Questo ritratto di signore del quale conosciamo soltanto, allo stato attuale degli studi, il nome Giberto Scardui, o Scarduo come spesso è stato tradotto dal latino, e le uniche notizie dalle iscrizioni, fu attribuito alla scuola di Parma da Martini nel 1875.

Lo Scardui era già morto nel 1554, data indicata dalla moglie Caterina Genesia nelle iscrizioni sulla tela, e che ci serve come riferimento cronologico per l’esecuzione del dipinto. Si deve al  Ricci l’attribuzione, pur con qualche cautela, a Girolamo Mazzola Bedoli sulla base di confronti con le opere conosciute, dal Ritratto di antiquario (inv. 333, scheda n. 191), già creduto effigiare il letterato Enea Irpino, a Parma abbraccia Alessandro Farnese (inv. 1470, scheda n. 188).

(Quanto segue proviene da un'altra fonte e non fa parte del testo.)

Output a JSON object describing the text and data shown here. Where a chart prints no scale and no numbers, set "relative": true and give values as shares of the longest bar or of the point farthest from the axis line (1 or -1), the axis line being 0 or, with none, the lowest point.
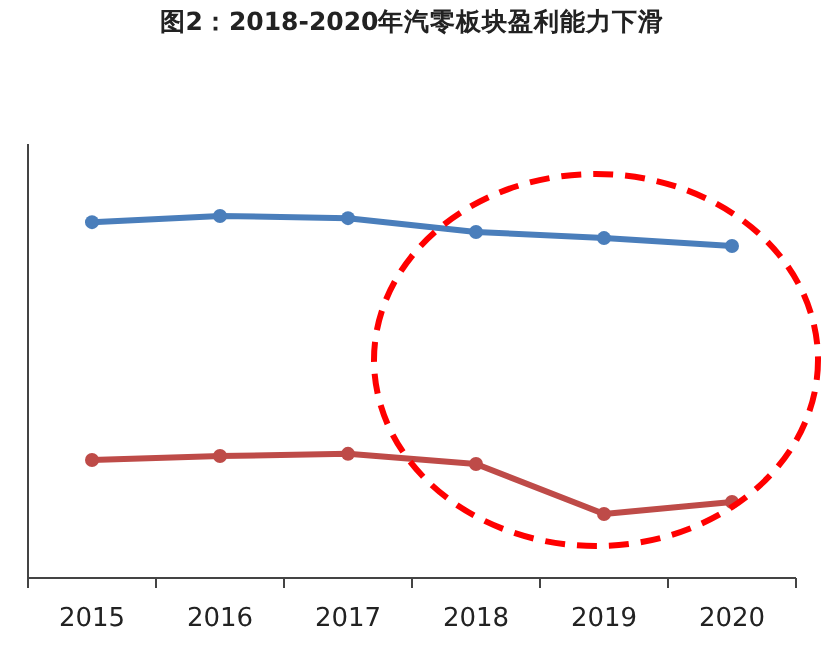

La proposta del Ricci fu accettata prontamente da Toesca e da Testi e dalla Fröhlich Bum, mentre nella mostra correggesca del 1935 Copertini ebbe qualche esitazione nel mantenere il riferimento.  Pochi anni dopo Quintavalle lo riconfermò al pittore di Viadana, per poi avanzare a sua volta qualche riserva nel 1948 per la mancanza di qualità.

Di recente la Milstein ha confermato questi comprensibili dubbi della critica, e lo ha assegnato all’ambito dell’artista osservando giustamente che l’analisi dei particolari mostra un’energia e una precisione di gran lunga inferiori a quelle di solito esibite dal Mazzola Bedoli, dal quale si discosta – possiamo aggiungere – per una pittura più compatta e priva di sottigliezze stilistiche.

Iscrizioni: in alto a sinistra sotto l’arma gibertvs. scardvvs/miles. et. patritivs/parmensis/mdliv;

in basso a sinistra, vt. mariti. patris. dilectiss./in. aevum. servetur. imago.:catharina. genesia. conivnx.:et. filii. f. c.

Scheda di Andrea Muzzi tratta da Fornari Schianchi L. (a cura di), Galleria Nazionale di Parma. Catalogo delle opere Il Cinquecento, Franco Maria Ricci, Milano, 1998.